My egg whites for meringues always fall flat. Is it humidity or baker error?
If you follow the proper steps and precautions, a reasonable amount of humidity shouldn't be able to ruin your meringue. There are a lot of elements to keep in mind when it comes to whipping up perfectly peaked egg whites, but if you keep this handy checklist nearby, we think you'll find fluffy success in no time.
1. Make sure your eggs are at least 3 days old (chances are, they're mature enough if you bought them at the grocery store).
2. Use eggs that have been brought to room temperature. Either let them sit out on the counter for 30 minutes or put them in a warm water bath for 5 minutes.
3. Crack your eggs cleanly and make sure you don't include even the slightest bit of yolk. It will weigh down the whites and prevent them from properly aerating.

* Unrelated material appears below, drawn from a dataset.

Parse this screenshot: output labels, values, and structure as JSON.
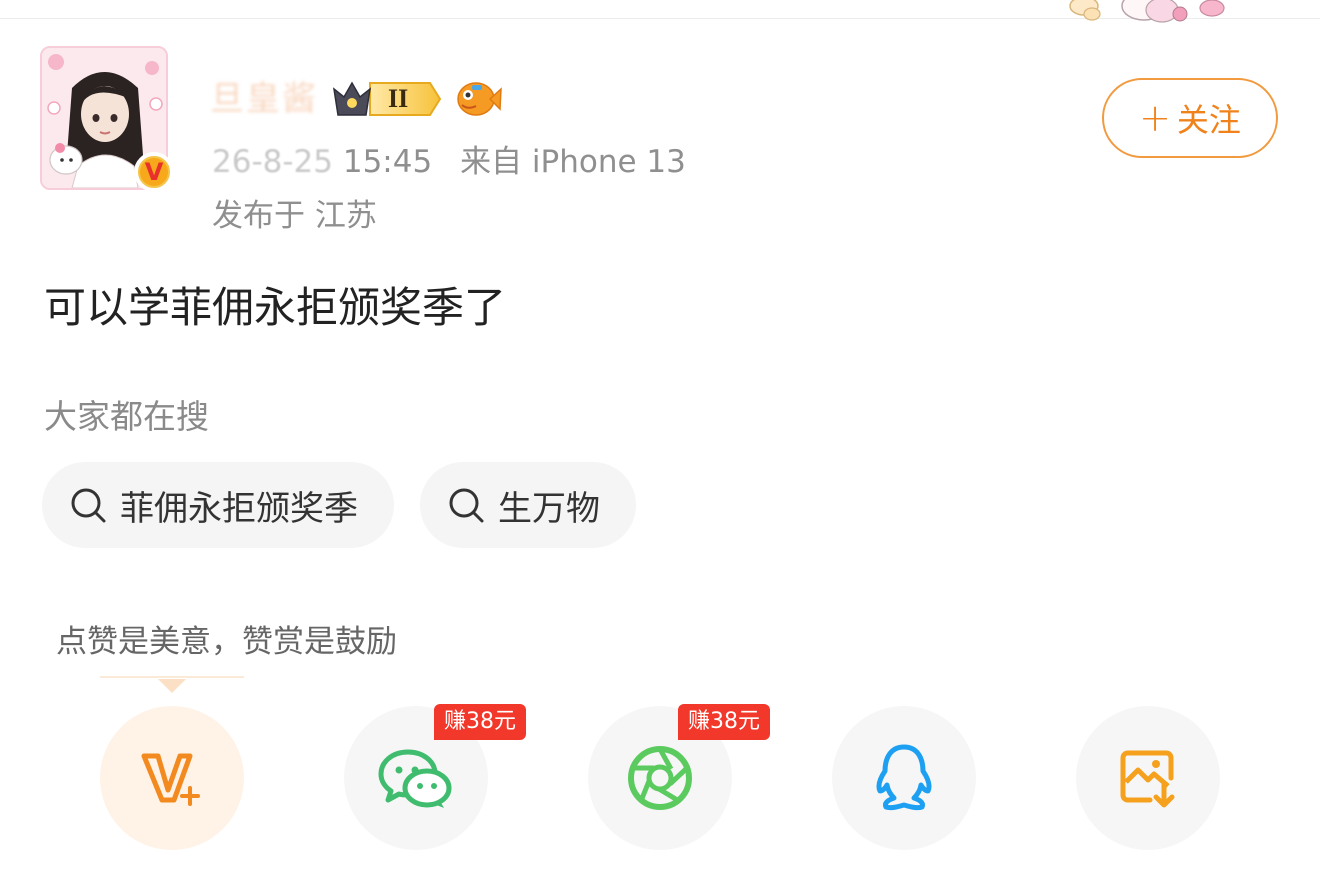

1. Make sure your whisk or beaters are clean-as-a-whistle and completely dry. Be especially careful that they're free of greasy residue.
2. Use the right type of bowl, and make sure it's clean and dry! Copper bowls are your best bet, but stainless steal and glass bowls also work great. Plastic tends to absorb too much of the egg white.
1. If you've followed all the steps above and still have trouble getting your egg whites to inflate, try adding the following ingredients to your egg whites halfway through the whipping process to help stabilize them.
For every two egg whites: ¼ teaspoon of either cream of tartar, lemon juice, or a neutral-tasting vinegar
2. Once your whites develop stiff peaks, stop beating them! If you continue, the egg whites will liquefy and you'll never get the volume back.
Note: Follow your specific recipe's instructions for adding sugar and other ingredients.